We do not, however, agree with claimant that this circumstance relieves her of the Basta and Pinella disqualification except in respect of the last three days of the unemployment period which is the subject of this claim. However sympathetic her personal situation may be, the fact nevertheless remains that until she was duly authorized to work by INS her alien status, of which she was well aware, precluded her legal employment. There is nothing in this record to suggest any intention by either INS or the federal court to accord a retrospective employment authorization to aliens in the Silva class. Their remedial intention rather was to recompense the members of the class by refraining from deporting those of them who had been illegally employed while awaiting visa allocation and by expediting their immigrant status. The remedial steps, therefore, which were ordered by the Silva court and implemented by INS did not purport to make legal past conduct which was illegal but only prospectively to immunize that class from the deportation consequence of the illegal conduct. See 8 U.S.C.A. § 1251 (a) (9). And see, as to the deportation consequence *76 of illegal employment, Ojeda-Vinales v. Immigration and Naturalization Service, 523 F.2d 286, 288 (2 Cir.1975).

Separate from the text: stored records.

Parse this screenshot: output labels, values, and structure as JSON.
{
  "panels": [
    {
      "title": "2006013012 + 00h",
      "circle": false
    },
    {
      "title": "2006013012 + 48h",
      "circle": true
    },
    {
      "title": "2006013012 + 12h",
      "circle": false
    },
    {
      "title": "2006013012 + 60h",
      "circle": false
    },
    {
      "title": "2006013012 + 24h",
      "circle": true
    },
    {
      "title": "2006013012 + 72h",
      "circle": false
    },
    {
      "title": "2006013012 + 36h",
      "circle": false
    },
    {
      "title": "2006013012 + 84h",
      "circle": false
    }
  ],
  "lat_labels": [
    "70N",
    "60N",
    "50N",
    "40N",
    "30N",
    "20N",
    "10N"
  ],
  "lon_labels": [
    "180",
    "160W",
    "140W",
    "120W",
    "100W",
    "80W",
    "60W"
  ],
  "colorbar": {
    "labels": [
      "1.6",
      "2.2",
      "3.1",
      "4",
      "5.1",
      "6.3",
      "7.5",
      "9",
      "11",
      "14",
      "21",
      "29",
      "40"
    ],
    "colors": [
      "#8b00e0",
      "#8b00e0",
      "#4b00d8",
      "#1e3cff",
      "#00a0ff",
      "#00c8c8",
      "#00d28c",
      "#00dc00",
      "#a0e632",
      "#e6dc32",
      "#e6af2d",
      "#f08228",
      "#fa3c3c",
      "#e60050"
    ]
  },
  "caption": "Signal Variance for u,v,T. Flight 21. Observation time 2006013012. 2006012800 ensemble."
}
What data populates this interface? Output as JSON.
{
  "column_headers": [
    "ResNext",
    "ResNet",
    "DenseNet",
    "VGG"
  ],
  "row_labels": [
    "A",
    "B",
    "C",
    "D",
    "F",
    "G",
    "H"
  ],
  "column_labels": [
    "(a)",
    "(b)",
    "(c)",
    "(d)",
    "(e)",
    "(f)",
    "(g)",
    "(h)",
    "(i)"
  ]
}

In short, the Immigration and Naturalization Act is administered by INS. Other agencies, both state and federal, must be able to rely on the actions of INS. Those aggrieved by those actions have legitimate and prescribed methods of seeking recourse therefrom. Simply ignoring INS action and proceeding in violation thereof is not one of them even if one is subsequently vindicated in his legal position. The fact thus remains that in respect of the period for which benefits are here sought, except for the last three days thereof, claimant was not qualified to work, had neither sought nor obtained INS work authorization and was, therefore, not available for work within statutory intendment.

The judgment appealed from is modified so as to entitle claimant to benefits for the period April 21, 1977 to April 24, 1977, and as modified, the judgment is affirmed.

NOTES

[1] See the Cuban Adjustment Act, Pub. L. 89-732, 80 Stat. 1161 (1966). The Western Hemisphere quota was, since July 1968, 120,000 visas a year. 8 U.S.C.A. § 1151 (a).